Based on the schematic diagram (below) I was able to reverse engineer the instruction set, and it is painfully limited (ie, only ten instructions). In that respect its context seems relevant to this thread.

And Ed's remark is applicable, as there is no "plain vanilla" ADD instruction. Only two approximations are available.

• There's an instruction that'll fetch a register, add-with-carry an immediate constant hard-coded in the program and, then store the result back to the register; and,
• there's an instruction that'll fetch a register, fetch a second register and invert the data, add-with-carry, and then store the result back to the first register.

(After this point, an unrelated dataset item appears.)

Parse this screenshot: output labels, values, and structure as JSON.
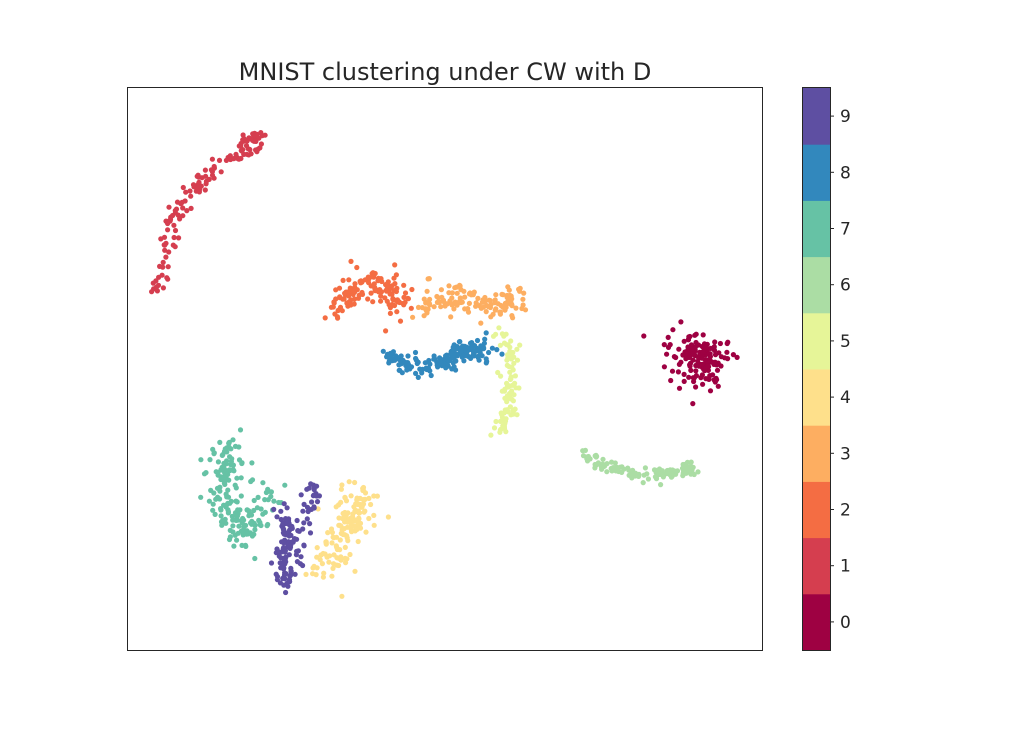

Because of the inversion, this instruction is essentially a subtract (with borrow, if carry is clear). To accomplish a register to register addition you need to firstly create an inverted copy of one of the operands and then subtract.

The firmware for the Diablo relied heavily on bit operations, and there were several registers which each contained only a collection of unrelated bit fields. But (as with addition), things weren't entirely straightforward.

There was no logical OR instruction, so the only way to set a bit in a register was to use the instruction (noted above) which adds a hard-coded constant to the register. But of course that's inappropriate if the bit happens to already be set!

So, if you wanted a certain bit set, you'd first test that bit to see if it's already set... and then do a conditional branch! (ie, take no action if it's already set; otherwise add $01, $02, $04, $08 or whatever you need in order to set that particular bit!

I got completely sucked down the rabbit hole, and eventually ended up reverse engineering the firmware and then hacking it. And yes it'd be fair to call this a Tarpit programming challenge! (Why hack the original firmware? The second half of this page describes the goals (although not the actual code). And there's a page about the processor itself here.)

-- Jeff

_________________
In 1988 my 65C02 got six new registers and 44 new full-speed instructions!
https://laughtonelectronics.com/Arcana/ ... mmary.html

@Dr Jefyll, I thought at the circuit level there were only binary adders, and subtraction with borrow required inverters for one of the inputs. I recall when I looked at the 6502 logical diagram that's how it was arranged.

BTW, thanks for posting that information about the IC based processor. Microprocessors used to be magic to me until I started reading stuff like that. Then you see what's going on under the hood.

Someday I may try building my own CPU, but I would definitely keep it simple and put all the burden in software. So a Turing Tarpit would likely be the result.